Core: incident response and attacker taxonomy (Lab 9.4)

  • publication NIST SP 800-61 Revision 3 (2025), Incident Response Recommendations and Considerations for Cybersecurity Risk Management. The current guidance, which reframes incident response as risk management aligned to the CSF 2.0 functions.
  • publication NIST SP 800-61 Revision 2, the long-standing four-phase incident-handling lifecycle (Preparation; Detection and Analysis; Containment, Eradication, and Recovery; Post-Incident Activity). Most working IR reports are still structured around this lifecycle, so read it alongside Revision 3. The tension between the two is the month’s lesson on judgment versus checklist.
  • docs The MITRE ATT&CK website. Use the matrix to navigate from a behavior to its tactic and technique, and the technique pages to confirm a mapping and see which data sources a technique touches. ATT&CK is a map, not a score.

Concepts and craft

  • reference A published, professional incident-response report, or a public vendor or CERT post-incident report.
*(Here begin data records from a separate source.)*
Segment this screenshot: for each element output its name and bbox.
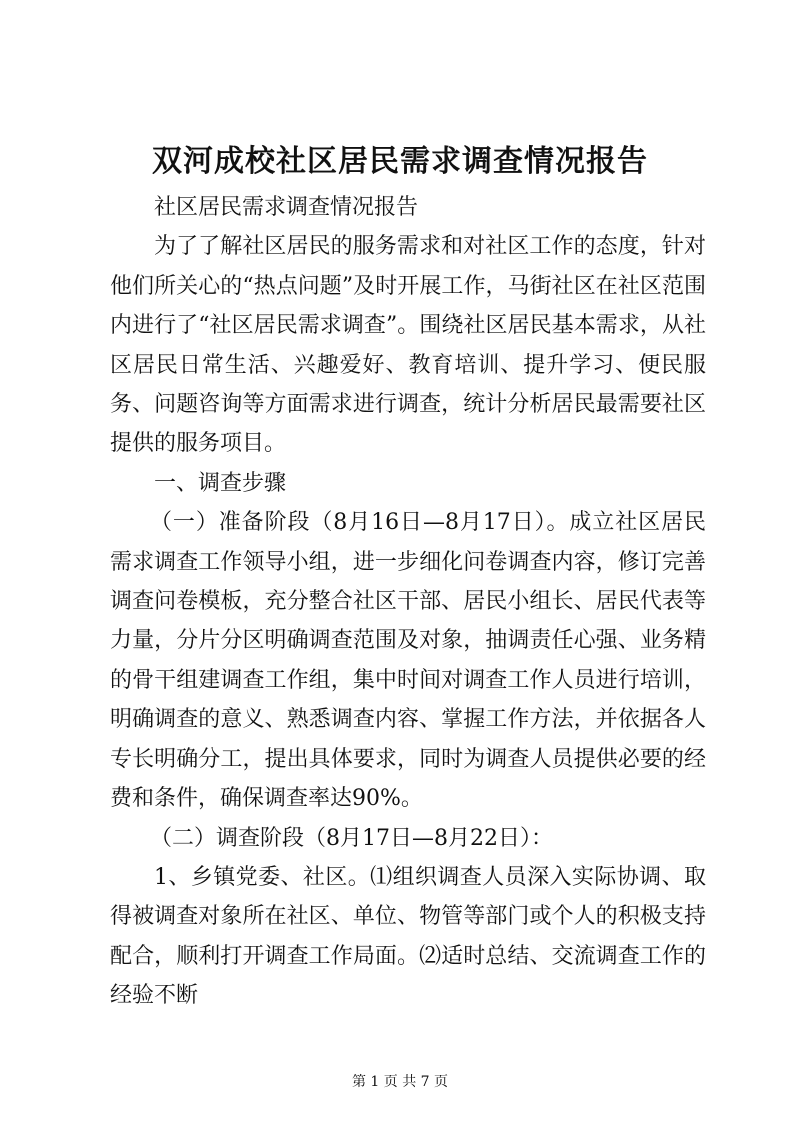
paragraph-intro: 为了了解社区居民的服务需求和对社区工作的态度，针对他们所关心的“热点问题”及时开展工作，马街社区在社区范围内进行了“社区居民需求调查”。围绕社区居民基本需求，从社区居民日常生活、兴趣爱好、教育培训、提升学习、便民服务、问题咨询等方面需求进行调查，统计分析居民最需要社区提供的服务项目。 — [110, 234, 706, 457]
subheading-survey-stage: （二）调查阶段（8月17日—8月22日）： — [150, 825, 553, 851]
paragraph-subtitle: 社区居民需求调查情况报告 — [154, 195, 419, 220]
document-title: 双河成校社区居民需求调查情况报告 — [152, 144, 648, 179]
paragraph-preparation-stage: （一）准备阶段（8月16日—8月17日）。成立社区居民需求调查工作领导小组，进一步细化问卷调查内容，修订完善调查问卷模板，充分整合社区干部、居民小组长、居民代表等力量，分片分区明确调查范围及对象，抽调责任心强、业务精的骨干组建调查工作组，集中时间对调查工作人员进行培训，明确调查的意义、熟悉调查内容、掌握工作方法，并依据各人专长明确分工，提出具体要求，同时为调查人员提供必要的经费和条件，确保调查率达90%。 — [110, 510, 706, 812]
document-body — [110, 188, 706, 1016]
page-number-footer: 第 1 页 共 7 页 — [351, 1074, 449, 1090]
paragraph-township-community: 1、乡镇党委、社区。⑴组织调查人员深入实际协调、取得被调查对象所在社区、单位、物管等部门或个人的积极支持配合，顺利打开调查工作局面。⑵适时总结、交流调查工作的经验不断 — [110, 864, 706, 1009]
section-heading-steps: 一、调查步骤 — [154, 470, 287, 496]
Read it as a model for the structure and register of your Lab 9.4 deliverable. You are imitating the form of real reports, not a CTF writeup.
  • reference The Pyramid of Pain (David Bianco), for why some indicators of compromise cost an attacker more to change than others. It informs how you weight the IOCs you extract in Lab 9.4.
  • docs The Microsoft Windows security audit event documentation (4624, 4625, 4688) and the Sysmon documentation, for the exact event IDs and field names your detections target. Reinforces Month 6.

On AI use this month

  • required AI-ETHICS.md at the repo root. Re-read before your first lab. The detection-rule drafting pattern, the mandatory false-positive analysis, the synthesis-only allowance in Lab 9.4, and the rule against pasting lab telemetry into public AI services all come from here.

A note on AI-drafted rules and queries

When AI drafts a Sigma rule, an SPL search, or a KQL query, two things must be verified against the sources above before you trust it. First: every field and function it names must actually exist, in your log source and in the dialect. AI confidently invents plausible field names and query functions that do not exist, and a rule against a nonexistent field parses cleanly and never fires. Second: the rule’s logic must survive contact with benign activity at production volume. The specification will not tell you this, but your own environment and your false-positive analysis will. The reading list is your defense against the first failure. The verification ritual is the test of whether you used it.